Terhubung dengan kami

Birokrasi/Pemerintahan

BPKAD Makassar Rancang Aturan Tegas Terkait Penataan Aset OPD

Dipublikasikan

pada

SIMAKBERITA.COM, MAKASSAR – Badan Pengelola Keuangan dan Aset Daerah (BPKAD) Kota Makassar merancang aturan tegas terkait penataan aset yang ada di Organisasi Perangkat Daerah (OPD).

Kepala BPKAD Kota Makassar, Muh Dakhlan mengatakan, pihaknya berharap agar tidak lagi dikuasai oleh pejabat yang bukan di OPD tersebut dan keberadaan aset bisa lebih mudah di pantau.
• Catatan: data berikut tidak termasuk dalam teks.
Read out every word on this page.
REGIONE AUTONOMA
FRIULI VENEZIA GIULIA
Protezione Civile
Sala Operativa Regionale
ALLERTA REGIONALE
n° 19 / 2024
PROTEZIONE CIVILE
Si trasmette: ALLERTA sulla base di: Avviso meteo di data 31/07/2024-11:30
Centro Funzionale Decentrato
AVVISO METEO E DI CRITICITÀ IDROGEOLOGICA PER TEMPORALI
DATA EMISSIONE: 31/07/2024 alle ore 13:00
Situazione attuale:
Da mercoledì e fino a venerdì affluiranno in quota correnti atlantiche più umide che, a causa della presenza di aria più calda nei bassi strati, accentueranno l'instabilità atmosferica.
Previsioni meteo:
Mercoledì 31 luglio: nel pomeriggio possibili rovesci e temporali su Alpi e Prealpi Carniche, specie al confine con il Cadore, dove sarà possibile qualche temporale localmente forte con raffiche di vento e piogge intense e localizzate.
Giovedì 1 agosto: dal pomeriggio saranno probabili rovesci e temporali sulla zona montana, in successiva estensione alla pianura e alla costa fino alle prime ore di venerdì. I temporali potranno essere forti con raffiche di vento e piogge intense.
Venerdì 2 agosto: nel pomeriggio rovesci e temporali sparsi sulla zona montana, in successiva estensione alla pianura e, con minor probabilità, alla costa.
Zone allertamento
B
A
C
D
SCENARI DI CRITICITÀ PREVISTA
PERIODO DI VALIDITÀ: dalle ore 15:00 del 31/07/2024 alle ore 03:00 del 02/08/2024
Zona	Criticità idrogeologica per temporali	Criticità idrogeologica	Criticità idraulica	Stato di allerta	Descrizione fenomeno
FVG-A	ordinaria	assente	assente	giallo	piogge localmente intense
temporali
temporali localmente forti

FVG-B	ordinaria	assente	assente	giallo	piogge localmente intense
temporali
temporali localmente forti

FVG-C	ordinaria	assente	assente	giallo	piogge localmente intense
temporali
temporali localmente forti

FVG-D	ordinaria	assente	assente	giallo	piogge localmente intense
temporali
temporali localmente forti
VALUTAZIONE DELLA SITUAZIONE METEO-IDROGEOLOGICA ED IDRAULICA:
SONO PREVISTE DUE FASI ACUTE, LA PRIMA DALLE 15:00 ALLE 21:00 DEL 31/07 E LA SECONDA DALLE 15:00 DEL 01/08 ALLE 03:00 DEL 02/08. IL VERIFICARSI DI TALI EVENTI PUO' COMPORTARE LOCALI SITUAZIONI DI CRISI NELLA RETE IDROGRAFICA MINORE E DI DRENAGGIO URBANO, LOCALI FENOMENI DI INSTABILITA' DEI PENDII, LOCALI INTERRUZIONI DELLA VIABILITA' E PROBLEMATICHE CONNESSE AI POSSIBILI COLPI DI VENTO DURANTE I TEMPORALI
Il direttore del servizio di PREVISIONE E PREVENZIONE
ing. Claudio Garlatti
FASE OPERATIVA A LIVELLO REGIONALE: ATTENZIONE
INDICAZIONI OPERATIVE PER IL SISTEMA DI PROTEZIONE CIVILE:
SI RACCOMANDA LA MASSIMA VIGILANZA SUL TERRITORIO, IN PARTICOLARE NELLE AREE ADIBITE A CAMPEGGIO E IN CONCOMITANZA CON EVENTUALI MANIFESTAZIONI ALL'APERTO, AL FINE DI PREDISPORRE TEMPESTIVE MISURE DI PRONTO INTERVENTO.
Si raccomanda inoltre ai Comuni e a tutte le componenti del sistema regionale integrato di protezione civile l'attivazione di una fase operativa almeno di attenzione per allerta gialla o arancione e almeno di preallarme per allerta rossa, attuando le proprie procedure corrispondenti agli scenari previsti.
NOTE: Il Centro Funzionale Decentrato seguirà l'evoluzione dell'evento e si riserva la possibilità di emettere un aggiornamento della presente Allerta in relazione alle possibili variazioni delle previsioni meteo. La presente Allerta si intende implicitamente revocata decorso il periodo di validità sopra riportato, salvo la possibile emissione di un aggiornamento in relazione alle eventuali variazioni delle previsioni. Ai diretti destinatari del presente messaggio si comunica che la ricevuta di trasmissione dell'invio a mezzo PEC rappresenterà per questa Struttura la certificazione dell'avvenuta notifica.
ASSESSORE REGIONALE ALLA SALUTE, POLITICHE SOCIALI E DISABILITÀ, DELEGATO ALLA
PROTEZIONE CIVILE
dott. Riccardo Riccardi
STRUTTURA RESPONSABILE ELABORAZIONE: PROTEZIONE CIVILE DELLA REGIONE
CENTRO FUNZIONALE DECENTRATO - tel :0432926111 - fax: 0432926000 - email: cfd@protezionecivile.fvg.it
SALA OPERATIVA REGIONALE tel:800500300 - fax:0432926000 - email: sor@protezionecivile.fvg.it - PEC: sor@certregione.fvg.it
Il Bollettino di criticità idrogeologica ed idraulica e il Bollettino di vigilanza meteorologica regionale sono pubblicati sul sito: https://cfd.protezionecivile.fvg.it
Muh Dakhlan menuturkan, saat ini mencari formula mengenai aturan dalam penataan aset khususnya untuk kendaraan dinas (randis).

“Sebab seringkali randis ikut berpindah saat pejabat di OPD mendapat mutasi. Sehingga, hal ini dinilai dapat menganggu kinerja pejabat baru,” kata Muh Dakhlan, Jumat (3/2/2023).

“Kita lagi pikir, apakah nanti bentuk surat atau seperti apa mengenai aturan tegas ini. Sebenarnya aturan ini sudah adami tapi kan sering terlupakan,” tambahnya

Dakhlan menjelaskan, setiap mutasi ada yang dinamakan serah terima keuangan dan barang. Hal ini wajib agar aset yang ada di OPD tak lagi berpindah.

“Nanti, saat ada sertijab ada namanya serah terima fisik baik itu keuangan dan barang yang langsung dilaporkan ke BPKSDMD, nanti dari sana baru laporannya dilanjutkan ke kami,” ujarnya.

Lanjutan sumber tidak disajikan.